The government has slashed the salaries of about 4 000 teachers who went on strike to press for better pay at it seeks to enforce its no work no pay policy.
Each of the affected teachers will have about M2 500 deducted from their salaries this month. Teachers' unions have vowed to fight the decision.
The Principal Secretary in the Ministry of Education and Training, Thabang Lebese, confirmed to the Lesotho Times that the 4 000 teachers would have their September salaries slashed by up to M2 500 to cover for the days they did not report for work.
Entry level gross salaries for teachers are pegged at M7 500 per month while senior teachers earn M9 000 per month. The implementation of the 'no work no pay' policy means that some teachers will earn very little after statutory and other deductions.
The teachers, who coalesced under the banner of three teachers' unions- the Lesotho Association of Teachers (LAT), Lesotho Teachers Trade Union (LTTU) and the Lesotho School Principals Association (LeSPA), downed tools on 12 August 2019.
They went on strike to press the government to award them an eight percent salary increment for the 2019/20 financial year.
They also want the government to weed out ghost workers from the payroll.
However, the government said it could not afford the eight percent increment and the two parties subsequently agreed that the increment would be implemented in the next financial year.
Early this month the government warned the teachers to call off their "illegal" strike failing which, it would implement a no work, no pay policy.
Yesterday, Dr Lebese told this publication that teachers who did not heed the government's call to return to work would have their salaries slashed by between M2 300 and M2 500 for the days they were not at work.
"We got the list of teachers who were not reporting for work this month," Dr Lebese said, adding, "The no work, no pay principle will apply this month".
"There are some teachers who did not heed the call to go back to work and their salaries have been cut for the days that they did not report to work.

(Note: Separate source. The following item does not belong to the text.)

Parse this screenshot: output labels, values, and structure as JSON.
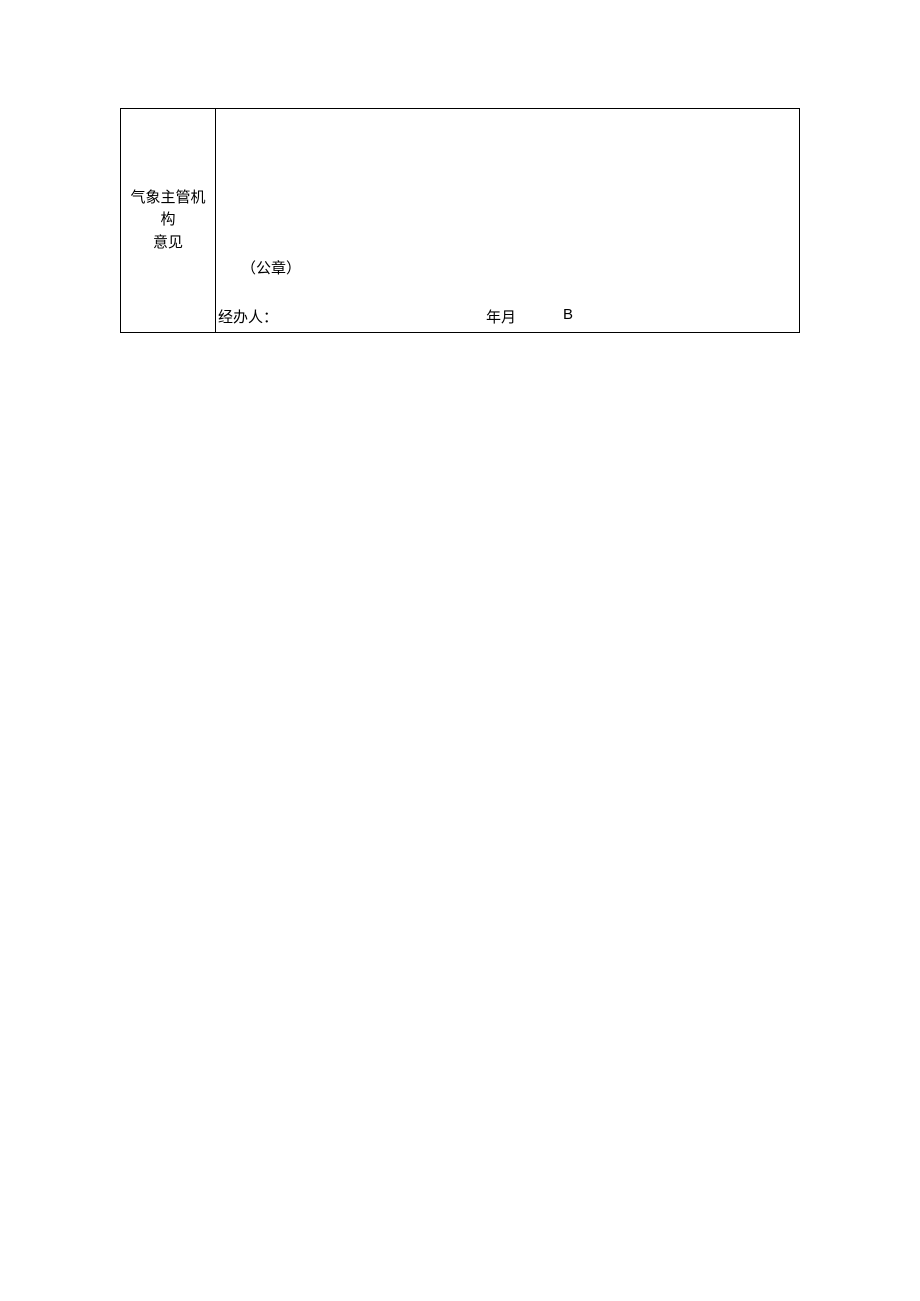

About 4000, mostly primary school teachers, who did not report to work have been affected...
"One is paid for the work that they have done. They (teachers) will only be paid for the days that they worked. They will see the deductions tomorrow (today) when they get their salaries. The employer has the right to withhold the salaries when the strike is illegal. Ultimately, the employer can impose a lockout on striking employees and engage new people to fill in the vacancies," Dr Lebese said.
Contacted for comment, the spokesperson of the teachers' unions, Tšepo Lethobane, said they would engage the government to reverse its decision to slash the teachers' salaries.
Mr Lethobane said the salary cuts would be a drastic move considering that the teachers returned to work after being asked to do so by the teachers' unions.
"We expect the teachers to get their full salaries tomorrow (today). If the salaries are cut, we will appeal to the government to have the teachers reimbursed," Mr Lethobane said.
The restive teachers initially went on strike in February 2019 to force the government to address their long-standing demands for salary increments and improved working conditions.
They only called off the job action after the government promised to address their grievances. However, they lost patience with the government's slow pace of dealing with their issues and they went on strike again on 12 August 2019.